TEMPy: a Python library for assessment of three-dimensional electron microscopy density fits.

Three-dimensional electron microscopy is currently one of the most promising techniques used to study macromolecular assemblies. Rigid and flexible fitting of atomic models into density maps is often essential to gain further insights into the assemblies they represent. Currently, tools that facilitate the assessment of fitted atomic models and maps are needed. TEMPy (template and electron microscopy comparison using Python) is a toolkit designed for this purpose. The library includes a set of methods to assess density fits in intermediate-to-low resolution maps, both globally and locally. It also provides procedures for single-fit assessment, ensemble generation of fits, clustering, and multiple and consensus scoring, as well as plots and output files for visualization purposes to help the user in analysing rigid and flexible fits. The modular nature of TEMPy helps the integration of scoring and assessment of fits into large pipelines, making it a tool suitable for both novice and expert structural biologists.

Conformational States of macromolecular assemblies explored by integrative structure calculation.
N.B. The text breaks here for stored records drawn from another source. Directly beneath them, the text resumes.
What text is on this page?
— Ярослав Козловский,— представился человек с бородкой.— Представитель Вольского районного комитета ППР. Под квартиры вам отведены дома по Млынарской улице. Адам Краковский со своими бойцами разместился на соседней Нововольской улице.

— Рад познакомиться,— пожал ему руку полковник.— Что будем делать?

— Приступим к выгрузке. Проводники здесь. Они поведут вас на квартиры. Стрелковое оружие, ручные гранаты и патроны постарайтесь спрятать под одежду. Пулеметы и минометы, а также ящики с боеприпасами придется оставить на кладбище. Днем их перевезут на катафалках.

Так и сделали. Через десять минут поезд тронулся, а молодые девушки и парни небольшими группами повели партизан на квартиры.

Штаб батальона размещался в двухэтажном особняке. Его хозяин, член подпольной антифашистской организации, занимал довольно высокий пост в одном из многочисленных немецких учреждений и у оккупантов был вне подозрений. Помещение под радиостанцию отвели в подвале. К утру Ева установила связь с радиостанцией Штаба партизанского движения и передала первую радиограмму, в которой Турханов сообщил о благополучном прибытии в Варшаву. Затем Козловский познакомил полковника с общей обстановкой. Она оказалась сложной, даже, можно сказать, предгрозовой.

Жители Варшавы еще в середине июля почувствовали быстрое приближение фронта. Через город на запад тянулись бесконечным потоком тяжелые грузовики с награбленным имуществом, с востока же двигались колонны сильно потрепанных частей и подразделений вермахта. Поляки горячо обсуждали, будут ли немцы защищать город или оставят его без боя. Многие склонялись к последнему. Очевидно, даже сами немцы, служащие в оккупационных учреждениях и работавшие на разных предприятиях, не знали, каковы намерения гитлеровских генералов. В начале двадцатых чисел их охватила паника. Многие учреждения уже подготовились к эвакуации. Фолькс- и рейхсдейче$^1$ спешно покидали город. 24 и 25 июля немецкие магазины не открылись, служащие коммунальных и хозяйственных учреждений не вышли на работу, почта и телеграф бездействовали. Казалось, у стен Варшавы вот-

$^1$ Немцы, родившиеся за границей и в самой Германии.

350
A detailed description of macromolecular assemblies in multiple conformational states can be very valuable for understanding cellular processes. At present, structural determination of most assemblies in different biologically relevant conformations cannot be achieved by a single technique and thus requires an integrative approach that combines information from multiple sources. Different techniques require different computational methods to allow efficient and accurate data processing and analysis. Here, we summarize the latest advances and future challenges in computational methods that help the interpretation of data from two techniques-mass spectrometry and three-dimensional cryo-electron microscopy (with focus on alignment and classification of heterogeneous subtomograms from cryo-electron tomography). We evaluate how new developments in these two broad fields will lead to further integration with atomic structures to broaden our picture of the dynamic behavior of assemblies in their native environment.